What golf facilities can learn from GolfPost
- The website must clearly show which offers there are and look attractive, without having been on site
- Take SEO seriously: for searches like "play golf in Cologne" the facility has to be found
- Mobile display is a must, a page not accessible on mobile loses guests
- Learn to act independently, regardless of individual platforms, right up to your own Facebook ad
- Newsletter and community often beat the pure banner business
What golf facilities have to learn today
GolfPost has already given training sessions with up to 40 golf facilities in the Cologne Media Park and put the online craft in their hands. Freudenthal's criticism is clear but constructive: many facilities would have to restructure, build their website more understandably and attractively and be findable in search. Some don't even know how to set up a Facebook ad. His impression especially in Germany: often the rethink only comes when it is almost too late, instead of turning the wheel around in good time. The criticism hits a sore point, because not seldom facilities together with their location cannot be found on Google or their pages are hardly usable on a smartphone.
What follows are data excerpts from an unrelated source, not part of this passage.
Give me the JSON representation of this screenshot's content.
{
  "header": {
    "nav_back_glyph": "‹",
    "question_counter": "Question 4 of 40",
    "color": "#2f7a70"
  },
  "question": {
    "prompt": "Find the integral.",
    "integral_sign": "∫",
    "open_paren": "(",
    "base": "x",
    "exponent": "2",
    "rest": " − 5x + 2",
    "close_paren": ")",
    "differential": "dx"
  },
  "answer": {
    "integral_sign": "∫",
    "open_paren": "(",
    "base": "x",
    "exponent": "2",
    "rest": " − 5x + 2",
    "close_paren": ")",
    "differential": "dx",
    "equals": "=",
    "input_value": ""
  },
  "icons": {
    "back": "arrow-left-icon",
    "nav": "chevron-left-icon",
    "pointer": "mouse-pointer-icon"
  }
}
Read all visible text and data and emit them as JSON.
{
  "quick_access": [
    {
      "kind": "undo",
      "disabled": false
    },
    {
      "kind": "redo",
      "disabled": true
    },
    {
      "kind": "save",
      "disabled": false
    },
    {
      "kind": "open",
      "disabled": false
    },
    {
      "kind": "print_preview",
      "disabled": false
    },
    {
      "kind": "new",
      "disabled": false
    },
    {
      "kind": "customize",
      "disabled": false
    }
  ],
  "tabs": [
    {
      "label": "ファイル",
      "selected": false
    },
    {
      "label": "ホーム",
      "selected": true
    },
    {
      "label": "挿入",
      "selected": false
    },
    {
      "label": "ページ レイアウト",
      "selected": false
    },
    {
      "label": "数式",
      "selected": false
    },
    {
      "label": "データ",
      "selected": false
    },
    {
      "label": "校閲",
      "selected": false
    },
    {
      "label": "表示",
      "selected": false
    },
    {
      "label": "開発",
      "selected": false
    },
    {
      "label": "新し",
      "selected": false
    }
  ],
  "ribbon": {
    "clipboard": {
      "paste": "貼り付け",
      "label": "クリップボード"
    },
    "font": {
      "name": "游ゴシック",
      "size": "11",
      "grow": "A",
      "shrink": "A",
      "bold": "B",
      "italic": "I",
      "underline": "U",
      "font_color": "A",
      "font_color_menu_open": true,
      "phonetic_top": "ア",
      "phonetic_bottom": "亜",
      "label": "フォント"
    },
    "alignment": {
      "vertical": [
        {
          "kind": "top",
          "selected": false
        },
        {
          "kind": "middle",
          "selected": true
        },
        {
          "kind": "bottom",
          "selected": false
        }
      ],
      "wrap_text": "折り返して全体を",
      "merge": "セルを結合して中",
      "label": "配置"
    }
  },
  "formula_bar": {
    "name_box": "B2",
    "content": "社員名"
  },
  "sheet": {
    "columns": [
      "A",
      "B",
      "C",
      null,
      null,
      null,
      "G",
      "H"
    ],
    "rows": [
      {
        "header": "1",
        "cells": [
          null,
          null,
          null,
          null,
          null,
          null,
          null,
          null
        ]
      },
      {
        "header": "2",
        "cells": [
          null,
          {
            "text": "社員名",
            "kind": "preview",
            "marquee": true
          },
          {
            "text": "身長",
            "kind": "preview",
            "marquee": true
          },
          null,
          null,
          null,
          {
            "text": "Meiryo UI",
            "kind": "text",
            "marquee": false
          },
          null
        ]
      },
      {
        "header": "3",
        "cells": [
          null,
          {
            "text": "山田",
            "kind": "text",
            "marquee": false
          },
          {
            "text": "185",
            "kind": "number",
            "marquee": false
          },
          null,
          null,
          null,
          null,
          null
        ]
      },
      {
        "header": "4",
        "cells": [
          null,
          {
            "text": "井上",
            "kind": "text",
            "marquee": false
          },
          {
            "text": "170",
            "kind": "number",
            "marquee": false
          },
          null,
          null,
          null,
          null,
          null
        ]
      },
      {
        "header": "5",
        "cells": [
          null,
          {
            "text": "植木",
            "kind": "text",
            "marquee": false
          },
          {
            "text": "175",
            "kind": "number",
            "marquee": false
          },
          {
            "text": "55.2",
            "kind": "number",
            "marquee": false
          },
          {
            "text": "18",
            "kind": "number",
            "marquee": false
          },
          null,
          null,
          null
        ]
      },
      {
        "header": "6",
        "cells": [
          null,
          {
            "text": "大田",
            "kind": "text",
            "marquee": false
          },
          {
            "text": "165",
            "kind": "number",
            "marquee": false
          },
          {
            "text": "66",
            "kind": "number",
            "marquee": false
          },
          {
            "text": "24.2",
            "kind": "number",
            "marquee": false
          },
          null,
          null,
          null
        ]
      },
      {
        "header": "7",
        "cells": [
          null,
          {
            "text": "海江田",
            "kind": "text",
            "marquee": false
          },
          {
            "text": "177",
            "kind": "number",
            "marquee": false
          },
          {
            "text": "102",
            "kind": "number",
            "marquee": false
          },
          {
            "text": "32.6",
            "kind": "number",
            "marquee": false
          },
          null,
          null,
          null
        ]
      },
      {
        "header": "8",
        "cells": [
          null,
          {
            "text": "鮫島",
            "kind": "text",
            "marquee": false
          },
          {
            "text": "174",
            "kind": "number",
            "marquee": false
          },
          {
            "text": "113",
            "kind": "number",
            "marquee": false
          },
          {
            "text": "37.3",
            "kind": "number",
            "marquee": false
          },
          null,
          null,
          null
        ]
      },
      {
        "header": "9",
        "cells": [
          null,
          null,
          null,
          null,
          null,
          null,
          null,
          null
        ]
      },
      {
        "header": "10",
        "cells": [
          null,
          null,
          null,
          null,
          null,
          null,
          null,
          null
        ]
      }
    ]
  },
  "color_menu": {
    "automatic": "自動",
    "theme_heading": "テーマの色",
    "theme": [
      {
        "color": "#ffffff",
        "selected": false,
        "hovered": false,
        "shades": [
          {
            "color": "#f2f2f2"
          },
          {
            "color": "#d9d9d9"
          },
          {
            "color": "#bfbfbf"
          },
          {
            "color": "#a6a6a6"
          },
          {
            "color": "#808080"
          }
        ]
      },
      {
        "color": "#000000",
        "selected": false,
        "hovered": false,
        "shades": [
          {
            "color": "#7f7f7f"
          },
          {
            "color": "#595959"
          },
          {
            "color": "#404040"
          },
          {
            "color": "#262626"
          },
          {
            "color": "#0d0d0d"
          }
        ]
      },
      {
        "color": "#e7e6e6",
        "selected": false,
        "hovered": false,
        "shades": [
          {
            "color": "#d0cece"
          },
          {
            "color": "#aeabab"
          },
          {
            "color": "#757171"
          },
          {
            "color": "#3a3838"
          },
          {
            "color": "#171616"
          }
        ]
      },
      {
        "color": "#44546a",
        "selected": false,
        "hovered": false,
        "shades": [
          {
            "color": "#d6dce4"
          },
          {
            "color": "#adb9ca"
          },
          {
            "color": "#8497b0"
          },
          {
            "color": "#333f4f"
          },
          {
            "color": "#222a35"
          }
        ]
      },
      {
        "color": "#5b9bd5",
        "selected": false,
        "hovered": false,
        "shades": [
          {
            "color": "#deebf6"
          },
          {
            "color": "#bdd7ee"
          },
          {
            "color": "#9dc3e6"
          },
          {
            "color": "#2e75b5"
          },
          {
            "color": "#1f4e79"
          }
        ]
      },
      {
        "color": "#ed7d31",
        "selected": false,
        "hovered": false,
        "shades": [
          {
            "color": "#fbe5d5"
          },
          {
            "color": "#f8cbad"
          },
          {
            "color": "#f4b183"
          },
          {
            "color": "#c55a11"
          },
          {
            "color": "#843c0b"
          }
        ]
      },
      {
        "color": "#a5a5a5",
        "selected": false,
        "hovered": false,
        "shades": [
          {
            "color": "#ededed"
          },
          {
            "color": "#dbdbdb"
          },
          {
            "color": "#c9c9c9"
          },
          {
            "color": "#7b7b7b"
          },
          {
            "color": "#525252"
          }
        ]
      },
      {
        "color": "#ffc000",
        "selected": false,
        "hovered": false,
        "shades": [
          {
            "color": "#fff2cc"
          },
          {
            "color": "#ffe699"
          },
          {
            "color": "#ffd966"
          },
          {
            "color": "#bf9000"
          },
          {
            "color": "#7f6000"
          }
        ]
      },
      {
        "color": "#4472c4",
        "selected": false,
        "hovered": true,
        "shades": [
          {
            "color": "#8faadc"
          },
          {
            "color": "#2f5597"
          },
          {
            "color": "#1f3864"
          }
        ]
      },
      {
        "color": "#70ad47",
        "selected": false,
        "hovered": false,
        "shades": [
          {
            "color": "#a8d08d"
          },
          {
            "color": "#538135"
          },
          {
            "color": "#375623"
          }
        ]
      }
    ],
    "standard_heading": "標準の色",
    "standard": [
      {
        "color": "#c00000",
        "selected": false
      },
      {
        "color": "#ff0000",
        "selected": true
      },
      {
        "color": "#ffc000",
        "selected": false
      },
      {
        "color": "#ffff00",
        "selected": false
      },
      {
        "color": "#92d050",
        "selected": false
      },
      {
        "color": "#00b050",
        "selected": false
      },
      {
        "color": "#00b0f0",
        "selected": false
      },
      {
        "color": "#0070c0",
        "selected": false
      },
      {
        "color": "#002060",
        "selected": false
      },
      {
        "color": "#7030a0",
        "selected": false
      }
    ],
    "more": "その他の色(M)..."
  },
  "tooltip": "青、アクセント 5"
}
Many golf facilities try not to let the ship sink, instead of restructuring in good time.
What moved him forward
Asked about his biggest lessons, Freudenthal names something that was strength and weakness at once: approaching people and connecting. He is someone who addresses everyone at trade fairs and is quickly on first-name terms. That has helped him but was also a mistake, because not everyone ticks that way, some conservative counterparts don't want it. His real lesson: to be himself and not to separate the private and the professional too strongly. In his reserved early days at Lindt it was exactly this restraint that held him back and led to limited results. His closing appeal fits with that: open up to new things, connect the old and new world, don't play print and online off against each other, and communicate golf confidently and broadly positioned to the outside.
Conclusion
Freudenthal's story shows two things. First, the career change into the golf industry is doable if the marketing craft is right, the golf origin is secondary. Second, digital reach is no longer a nice-to-have for golf facilities but a must. Anyone who sets up the website clearly, fast and findable, takes community seriously and connects new with proven ways, communicates the sport confidently to the outside instead of withdrawing.